|
I owned one of these. They were truly the first pocketable DOS compatible computers. I got mine about 6 months after the introduction for about $240. The serial port and printer port expansions cost almost another $250 and I don't think I ever used the serial at all. The device itself worked well, but I just could not fit in in my pocket and gave up on it. It was a total bear to keep supplied with rechargables and file transfers were a real pain.
But, it really was a DOS computer (though it only ran straight text stuff and the DOS was Atari's (of Digital Research's) clone of MS DOS. Within a few month of the Atari's arrival a company named Poquet had a stellar model that cost far more but had an 80 collumn screen. HP also made a model or two that ran DOS before CE. The Atari was about the size of a video cassette tape (we'll soon be wondering what those once were....VCRs, what are they, my grandchildren will say.) The Poquet was thinner and blacker. The HP was about the size of a 720 of today and it eventually took the whole small market for MS DOS clamshell palmtops.
I am still not sure why they did not sell well.

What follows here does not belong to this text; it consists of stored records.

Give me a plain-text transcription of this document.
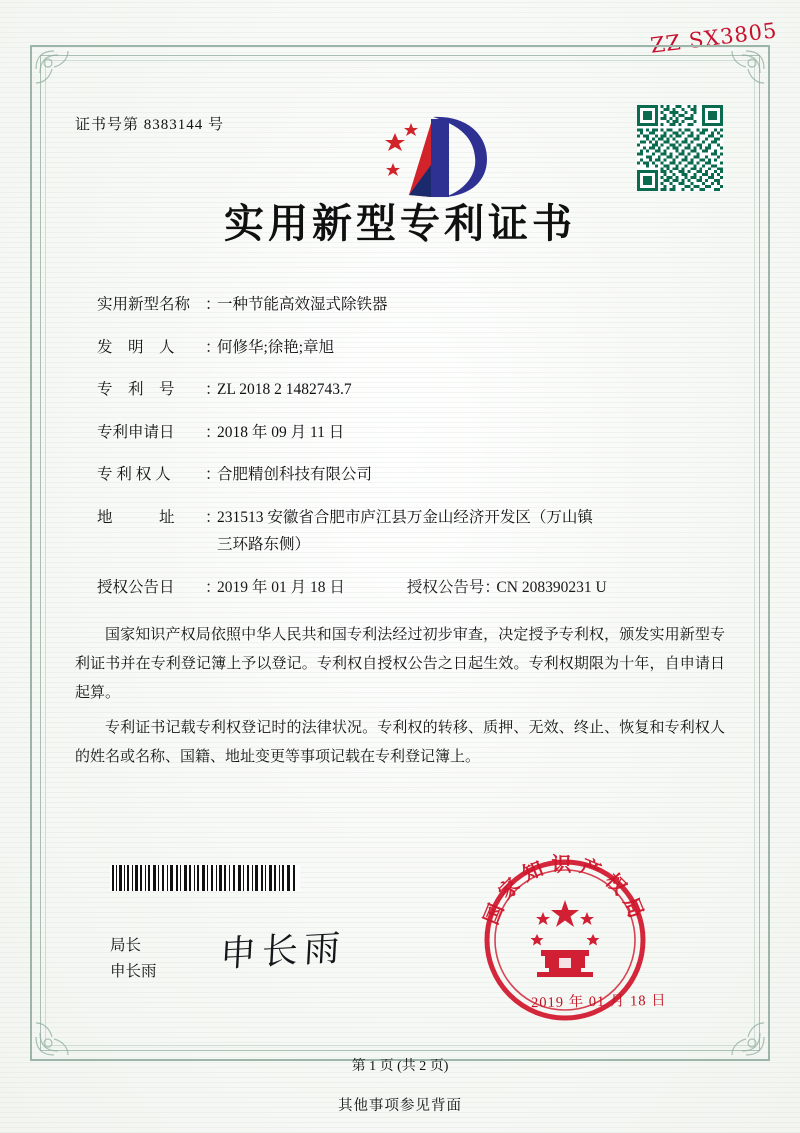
ZZ SX3805
证书号第 8383144 号
实用新型专利证书
实用新型名称 ：
一种节能高效湿式除铁器
发　明　人	：
何修华;徐艳;章旭
专　利　号	：
ZL 2018 2 1482743.7
专利申请日	：
2018 年 09 月 11 日
专 利 权 人	：
合肥精创科技有限公司
地　　　址	：
231513 安徽省合肥市庐江县万金山经济开发区（万山镇
三环路东侧）
授权公告日	：
2019 年 01 月 18 日	授权公告号 ：
CN 208390231 U

国家知识产权局依照中华人民共和国专利法经过初步审查，决定授予专利权，颁发实用新型专利证书并在专利登记簿上予以登记。专利权自授权公告之日起生效。专利权期限为十年，自申请日起算。

专利证书记载专利权登记时的法律状况。专利权的转移、质押、无效、终止、恢复和专利权人的姓名或名称、国籍、地址变更等事项记载在专利登记簿上。

局长
申长雨 申长雨
国家知识产权局
2019 年 01 月 18 日
第 1 页 (共 2 页)
其他事项参见背面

I got a memory card too. I wonder how much I paid for it? I think it held 128k, yes, 1/8 of one meg. It was a lot of space, but not enough for what I wanted to do. Now, that I recall the whole deal, I think the day I gave up on the Portfoli was the day I replaced the watch style battery in the memory card (it was not flash, but a very low power precursor of flash memory) I followed the direction exactly leaving the card in the Portfolio to keep it charged while I replace the coin battery in the card. Well, I found out later that the Atari had to be kept running (it went into sleep mode if you didn't hit a key every minute) while changing the battery in the card. I lost everything on the card. I gave up.
By the way, if you search the Start Site you will find a review of some Bible software by yours truly (not software for the Atari Portfolio Pocket PC, but for the Atari ST- a color Mac clone). Those were heady days in the computer world.